Concepts forming the basis of Data Protection Bill-

  • Consent:

 Consent has been globally recognised as an effective means of processing personal data as data subjects use it to allow or deny organisations the right to process their personal data. While the framework recognises consent as one of the grounds for the collection and use of personal data, it also puts forth the following views which are currently under discussion:

    Consent should be freely given, informed and

  • specific to the purpose of processing. All transactions do not warrant the same
  • standards of consent. The validity of consent needs to be
  • carefully determined.

2)  Other grounds for processing:

 Although the paper recognises consent as a very important part of data processing activities, it acknowledges the need for other legally recognised grounds to permit the processing of personal data. The paper recognises contractual necessity, compliance with legal obligations, and situations of medical emergency as grounds to permit personal data processing. It also considers other grounds adopted by the GDPR such as:

  • Public interest;
  • Vital interest;
  • Legitimate interest; and
  • Other residuary grounds of interest.

3) Globalisation vs localisation :

Under data localisation, entities are required to store and process personal data on servers physically present within their national boundaries. Although this approach helps address concerns over data privacy, security, surveillance and law enforcement, it increases the burden on businesses by way of increased cost of compliance, and may also impact the building blocks of the economy, which rely on data exchange. The paper aims to take a call on data localisation after considering a cost-benefit analysis between the enforcement benefits arrived at from data localisation and the costs involved pursuant to such requirements.

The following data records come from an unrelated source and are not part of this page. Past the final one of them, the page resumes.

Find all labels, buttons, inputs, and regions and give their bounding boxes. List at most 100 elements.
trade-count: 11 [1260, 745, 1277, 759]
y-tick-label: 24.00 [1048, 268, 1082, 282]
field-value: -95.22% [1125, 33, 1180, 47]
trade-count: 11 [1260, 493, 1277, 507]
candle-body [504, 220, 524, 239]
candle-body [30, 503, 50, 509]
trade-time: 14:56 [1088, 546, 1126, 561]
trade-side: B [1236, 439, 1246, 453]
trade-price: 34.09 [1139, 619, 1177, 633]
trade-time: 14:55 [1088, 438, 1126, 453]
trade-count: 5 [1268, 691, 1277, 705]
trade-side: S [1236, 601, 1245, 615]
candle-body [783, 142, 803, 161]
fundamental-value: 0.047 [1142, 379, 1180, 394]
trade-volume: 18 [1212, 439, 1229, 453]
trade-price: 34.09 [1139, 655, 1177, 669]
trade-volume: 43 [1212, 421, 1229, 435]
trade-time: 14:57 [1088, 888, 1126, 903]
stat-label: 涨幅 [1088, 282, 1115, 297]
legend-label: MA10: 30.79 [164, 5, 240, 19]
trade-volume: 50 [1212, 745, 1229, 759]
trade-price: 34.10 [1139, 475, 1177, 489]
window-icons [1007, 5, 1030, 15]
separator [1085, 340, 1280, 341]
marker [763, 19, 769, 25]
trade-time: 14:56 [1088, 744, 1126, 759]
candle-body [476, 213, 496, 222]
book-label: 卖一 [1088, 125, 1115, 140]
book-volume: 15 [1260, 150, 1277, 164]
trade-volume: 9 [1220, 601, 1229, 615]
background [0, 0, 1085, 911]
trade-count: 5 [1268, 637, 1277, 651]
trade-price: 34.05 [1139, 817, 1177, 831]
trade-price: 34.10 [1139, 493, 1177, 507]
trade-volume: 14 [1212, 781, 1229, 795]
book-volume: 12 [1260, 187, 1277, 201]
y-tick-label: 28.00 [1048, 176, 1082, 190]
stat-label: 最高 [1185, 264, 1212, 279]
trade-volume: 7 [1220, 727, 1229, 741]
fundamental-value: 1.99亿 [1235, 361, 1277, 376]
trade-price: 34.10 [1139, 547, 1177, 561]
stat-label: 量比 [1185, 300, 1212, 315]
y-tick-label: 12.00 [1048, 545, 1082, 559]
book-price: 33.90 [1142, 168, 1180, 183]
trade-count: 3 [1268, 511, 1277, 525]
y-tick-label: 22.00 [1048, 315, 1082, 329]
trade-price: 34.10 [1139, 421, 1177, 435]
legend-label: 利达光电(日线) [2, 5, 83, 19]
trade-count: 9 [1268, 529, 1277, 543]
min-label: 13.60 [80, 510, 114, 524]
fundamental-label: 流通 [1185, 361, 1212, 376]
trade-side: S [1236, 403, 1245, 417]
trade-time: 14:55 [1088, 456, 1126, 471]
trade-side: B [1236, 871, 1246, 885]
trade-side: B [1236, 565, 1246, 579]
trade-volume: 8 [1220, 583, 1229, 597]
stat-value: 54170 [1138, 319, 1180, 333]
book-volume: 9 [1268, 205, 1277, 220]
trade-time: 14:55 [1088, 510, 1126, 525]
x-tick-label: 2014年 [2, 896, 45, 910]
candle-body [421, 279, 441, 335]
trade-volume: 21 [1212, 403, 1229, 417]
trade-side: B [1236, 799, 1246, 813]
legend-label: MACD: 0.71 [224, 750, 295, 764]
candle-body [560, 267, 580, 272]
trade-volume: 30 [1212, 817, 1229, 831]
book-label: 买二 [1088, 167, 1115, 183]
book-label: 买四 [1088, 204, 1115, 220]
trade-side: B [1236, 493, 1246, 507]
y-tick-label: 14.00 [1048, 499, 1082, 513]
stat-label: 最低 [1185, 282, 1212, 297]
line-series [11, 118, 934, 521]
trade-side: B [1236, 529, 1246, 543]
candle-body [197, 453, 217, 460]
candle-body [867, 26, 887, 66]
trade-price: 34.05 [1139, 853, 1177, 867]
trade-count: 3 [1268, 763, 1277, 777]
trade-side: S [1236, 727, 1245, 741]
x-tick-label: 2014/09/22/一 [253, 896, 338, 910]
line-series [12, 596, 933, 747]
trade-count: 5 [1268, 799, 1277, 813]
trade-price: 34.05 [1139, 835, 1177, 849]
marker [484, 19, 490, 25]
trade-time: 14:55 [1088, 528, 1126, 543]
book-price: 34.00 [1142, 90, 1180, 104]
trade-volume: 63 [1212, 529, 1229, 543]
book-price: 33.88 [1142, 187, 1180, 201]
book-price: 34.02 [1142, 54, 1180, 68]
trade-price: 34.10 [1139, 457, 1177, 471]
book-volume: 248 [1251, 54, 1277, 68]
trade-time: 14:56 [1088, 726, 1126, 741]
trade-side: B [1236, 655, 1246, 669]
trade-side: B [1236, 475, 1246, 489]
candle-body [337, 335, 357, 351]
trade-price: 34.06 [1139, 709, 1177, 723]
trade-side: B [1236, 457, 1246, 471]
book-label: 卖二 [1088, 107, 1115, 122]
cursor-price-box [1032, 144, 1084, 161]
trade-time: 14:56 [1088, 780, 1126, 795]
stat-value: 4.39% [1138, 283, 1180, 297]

Implications of Data Protection Bill for Internet Giants-

Global internet giants and social-media companies such as Facebook, Google, Uber, Amazon will not be able to transfer and process sensitive personal dara of Indians. With this mandate, prohibiting cross border movements of Informantion such as passwords, financial and health data, caste, religious and political beliefs, sexual status and orientation. 

This provision is likely to create discomfort for Global Internet Giants, many of which have termed such provisions as anti-internet or impractical. IT Giants have argued that they should have the right to store the data in servers across the globe, adding that the new law mandating local storage increases cost while being detrimental to their overall business interests.